The Indian situation
In India, the abysmal labour market continues to worsen. The Periodic Labour Force Survey data for January-March 2021, released earlier this month, shows that unemployment rates for that quarter were close to pre-Covid-19 levels of 2020. Women, as this writer has noted in 2020, bore the brunt of the pandemic in terms of the economic fallout.
For men, the unemployment rate was 8.6%, both for the January-March 2021 quarter and the corresponding quarter the previous year. In case of women, the rate 11.8% in the January-March 2021 period as against 10.6% in the same quarter the previous year.
The labour force participation rate, or the percentage of people who are working, seeking work, or available for work, was 47.5%. For women, the labour force participation rate has been 18% on average for the last few decades. The worker-population ratio, or the percentage of employed people in the population, stood at 43.1%.
Jobs in the macro-organised space in India have been shrinking for the educated workforce from much before the pandemic. This has obviously added to the concerns about inequality. Even during the second wave of the pandemic in India, only a few sectors (such as construction) added jobs as the service sector struggled.
However, the third undercurrent of weak work contracts across these job-creating sectors continues to make the conditions of workers more exploitative. As per the Periodic Labour Force Survey data for 2020, less than 43% of all employment contracts in India’s organised workforce ensure basic social security such as provident fund coverage, gratuity, healthcare and maternity benefits. Only 40% of regular salaried workers have at least one social security benefit (according to 2019-’20 data).
Indian workers in health, education and utilities are increasingly being employed on ad-hoc contracts, while those in the lower-paid category (even in the low-end-manufacturing space) continue to be absorbed by the swelling vulnerable, unorganised sector.

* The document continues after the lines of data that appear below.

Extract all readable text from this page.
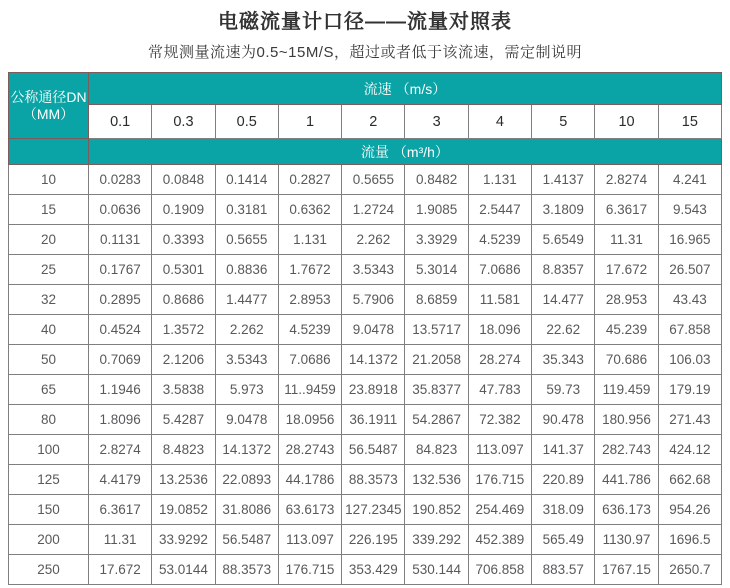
电磁流量计口径——流量对照表

常规测量流速为0.5~15M/S，超过或者低于该流速，需定制说明

公称通径DN
（MM）	流速 （m/s）									
	0.1	0.3	0.5	1	2	3	4	5	10	15
	流量 （m³/h）									
10	0.0283	0.0848	0.1414	0.2827	0.5655	0.8482	1.131	1.4137	2.8274	4.241
15	0.0636	0.1909	0.3181	0.6362	1.2724	1.9085	2.5447	3.1809	6.3617	9.543
20	0.1131	0.3393	0.5655	1.131	2.262	3.3929	4.5239	5.6549	11.31	16.965
25	0.1767	0.5301	0.8836	1.7672	3.5343	5.3014	7.0686	8.8357	17.672	26.507
32	0.2895	0.8686	1.4477	2.8953	5.7906	8.6859	11.581	14.477	28.953	43.43
40	0.4524	1.3572	2.262	4.5239	9.0478	13.5717	18.096	22.62	45.239	67.858
50	0.7069	2.1206	3.5343	7.0686	14.1372	21.2058	28.274	35.343	70.686	106.03
65	1.1946	3.5838	5.973	11..9459	23.8918	35.8377	47.783	59.73	119.459	179.19
80	1.8096	5.4287	9.0478	18.0956	36.1911	54.2867	72.382	90.478	180.956	271.43
100	2.8274	8.4823	14.1372	28.2743	56.5487	84.823	113.097	141.37	282.743	424.12
125	4.4179	13.2536	22.0893	44.1786	88.3573	132.536	176.715	220.89	441.786	662.68
150	6.3617	19.0852	31.8086	63.6173	127.2345	190.852	254.469	318.09	636.173	954.26
200	11.31	33.9292	56.5487	113.097	226.195	339.292	452.389	565.49	1130.97	1696.5
250	17.672	53.0144	88.3573	176.715	353.429	530.144	706.858	883.57	1767.15	2650.7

Those with capital and more privilege than informal workers are preferring to be “self-employed”, reports the Centre for Monitoring Indian Economy.
In India, The Great Resignation appears to go much beyond any analysis that sees it as part of a supply-side problem alone. Like with the German survey, what is needed in India (as attempted in a recent study by the Centre for New Economic Studies) is a scrutiny of the demand-side problem in the labour market, through a deeper understanding of the psychology of worker expectations. This could help in undertaking fiscal policy interventions to minimise access inequality, which will help bring down existing wealth and income inequities.
For now, the challenge to understand each of the crises at hand holistically and then respond to them remains an enormous challenge for most developing nation-states, especially India.
Deepanshu Mohan is an Associate Professor of Economics and Director at the Centre for New Economics Studies, Jindal School of Liberal Arts and Humanities, OP Jindal Global University.